Test log-likelihood is commonly used to compare different models of the same data or different approximate inference algorithms for fitting the same probabilistic model. We present simple examples demonstrating how comparisons based on test log-likelihood can contradict comparisons according to other objectives. Specifically, our examples show that (i) approximate Bayesian inference algorithms that attain higher test log-likelihoods need not also yield more accurate posterior approximations and (ii) conclusions about forecast accuracy based on test log-likelihood comparisons may not agree with conclusions based on root mean squared error.
Paper Structure (22 sections, 22 equations, 11 figures)

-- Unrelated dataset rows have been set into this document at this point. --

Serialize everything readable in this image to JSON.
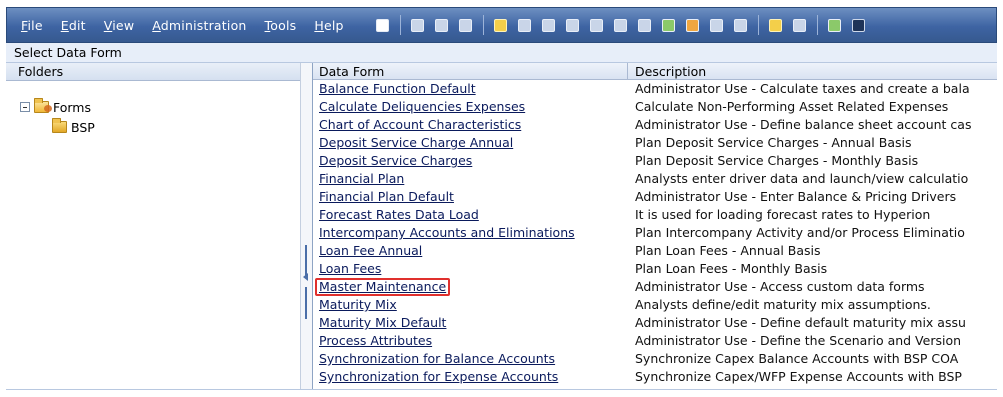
{
  "menubar": {
    "items": [
      {
        "label_u": "F",
        "label_rest": "ile"
      },
      {
        "label_u": "E",
        "label_rest": "dit"
      },
      {
        "label_u": "V",
        "label_rest": "iew"
      },
      {
        "label_u": "A",
        "label_rest": "dministration"
      },
      {
        "label_u": "T",
        "label_rest": "ools"
      },
      {
        "label_u": "H",
        "label_rest": "elp"
      }
    ],
    "toolbar_icons": [
      "outline-icon",
      "grid-icon",
      "refresh-icon",
      "print-icon",
      "edit-icon",
      "lock-icon",
      "chart-icon",
      "adjust-icon",
      "copy-icon",
      "paste-icon",
      "calc-icon",
      "validate-icon",
      "rules-icon",
      "list-icon",
      "flag-icon",
      "clipboard-icon",
      "notes-icon",
      "exit-icon",
      "help-icon"
    ],
    "accent_color": "#3e64a3"
  },
  "title": "Select Data Form",
  "folders": {
    "header": "Folders",
    "tree": [
      {
        "label": "Forms",
        "level": 0
      },
      {
        "label": "BSP",
        "level": 1
      }
    ]
  },
  "grid": {
    "headers": {
      "form": "Data Form",
      "description": "Description"
    },
    "rows": [
      {
        "form": "Balance Function Default",
        "description": "Administrator Use - Calculate taxes and create a bala"
      },
      {
        "form": "Calculate Deliquencies Expenses",
        "description": "Calculate Non-Performing Asset Related Expenses"
      },
      {
        "form": "Chart of Account Characteristics",
        "description": "Administrator Use - Define balance sheet account cas"
      },
      {
        "form": "Deposit Service Charge Annual",
        "description": "Plan Deposit Service Charges - Annual Basis"
      },
      {
        "form": "Deposit Service Charges",
        "description": "Plan Deposit Service Charges - Monthly Basis"
      },
      {
        "form": "Financial Plan",
        "description": "Analysts enter driver data and launch/view calculatio"
      },
      {
        "form": "Financial Plan Default",
        "description": "Administrator Use - Enter Balance & Pricing Drivers"
      },
      {
        "form": "Forecast Rates Data Load",
        "description": "It is used for loading forecast rates to Hyperion"
      },
      {
        "form": "Intercompany Accounts and Eliminations",
        "description": "Plan Intercompany Activity and/or Process Eliminatio"
      },
      {
        "form": "Loan Fee Annual",
        "description": "Plan Loan Fees - Annual Basis"
      },
      {
        "form": "Loan Fees",
        "description": "Plan Loan Fees - Monthly Basis"
      },
      {
        "form": "Master Maintenance",
        "description": "Administrator Use - Access custom data forms",
        "highlighted": true
      },
      {
        "form": "Maturity Mix",
        "description": "Analysts define/edit maturity mix assumptions."
      },
      {
        "form": "Maturity Mix Default",
        "description": "Administrator Use - Define default maturity mix assu"
      },
      {
        "form": "Process Attributes",
        "description": "Administrator Use - Define the Scenario and Version"
      },
      {
        "form": "Synchronization for Balance Accounts",
        "description": "Synchronize Capex Balance Accounts with BSP COA"
      },
      {
        "form": "Synchronization for Expense Accounts",
        "description": "Synchronize Capex/WFP Expense Accounts with BSP"
      }
    ],
    "highlight_color": "#e0302d"
  }
}
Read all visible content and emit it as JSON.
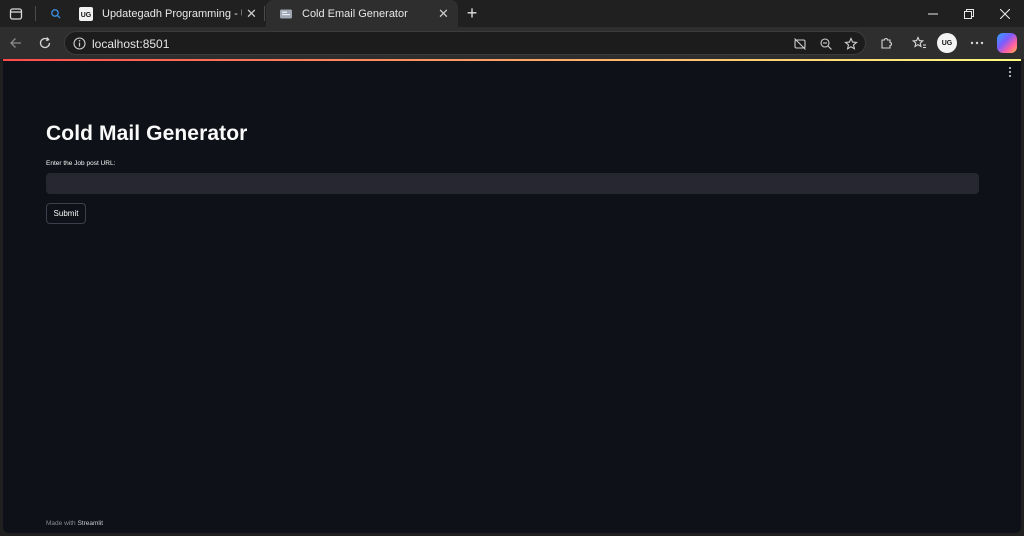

This paper contains 22 sections, 22 equations, 11 figures.

Figures (11)

  • Figure 1: (Left). Predictive distributions under the Bayesian posterior and mean field variational approximations. The two numbers in the title of each plot are the 2-Wasserstein distance to the exact posterior and test log-likelihood computed on $10^4$ test set observations. Two standard errors in the test log-likelihood estimate are (A) 0.03, (B) 0.03, (C) 0.02, (D) 0.02, (E) 0.02, (F) 0.02. (Right). The relationship between 2-Wasserstein distance to the posterior and test log-likelihood.
  • Figure 2: Contours of (A) the exact posterior, (B) the mean field variational approximation restricted to isotropic Gaussians, and (C)--(F) re-scaled mean field approximations. The line $\theta_1 = 0$ is highlighted in red.
  • Figure 3: (Left). Predictive distributions under the Bayesian posterior (A) and the SWAG posterior with SWAG learning rate of (B) $10^{-3}$, (C) $10^{-2}$, (D) $10^{-1}$, (E) $1$, and (F) $10$. The two numbers in the title of each plot are the 2-Wasserstein distance to the exact posterior and test log-likelihood computed on $10^4$ test set observations. Two standard errors in the test log-likelihood estimates are (A) 0.16, (B) 0.15, (C) 0.14, (D) 0.13, (E) 0.05, (F) 0.01. (Right). Contours of the (A) exact posterior, and (B)--(F) SWAG approximations with different learning rates. The line $\theta_1 = 0$ is highlighted in red.
  • Figure 4: (Left). Contours of (A) the exact posterior, (B) the mean field variational approximation restricted to isotropic Gaussians, and (C)--(F) re-scaled mean field approximations. The two numbers in the title of each plot are the 2-Wasserstein distance to the exact posterior and test log-likelihoods computed on $10^4$ test set observations. Two standard errors in the test log-likelihood estimates are (A) 0.019, (B) 0.020, (C) 0.014, (D) 0.013, (E) 0.011, (F) 0.009. (Right). The non-monotonic relationship between distance to posterior and test log-likelihood. Observe that the exact posterior does not achieve highest test log-likelihood.
  • Figure 5: Cartoon illustration highlighting the difference between three different discrepancies explored in \ref{['sec:intuition']}. The surfaces are spaces of distributions over a latent parameter (lower surface) or an observable data point $y^{\star}$ (upper surface). The pink line indicates that $\textrm{TLL}(\mathcal{D}^{\star};\hat{\Pi})$ estimates a discrepancy between the approximate posterior predictive $\hat{\Pi}(y^{\star} \vert \mathcal{D})$ (upper surface, lower right, red dot) and the true data-generating distribution $\mathcal{P}(y^{\star})$ (upper surface, upper right, black dot). The blue line represents a different discrepancy between the exact posterior predictive (upper surface, left, green dot) and the approximate posterior predictive (upper surface, lower right, red dot). The yellow line represents another different discrepancy between the exact posterior (lower surface, left, green dot) and the approximate posterior (lower surface, right, red dot). Gray lines connect distributions over parameters with their corresponding predictive distributions.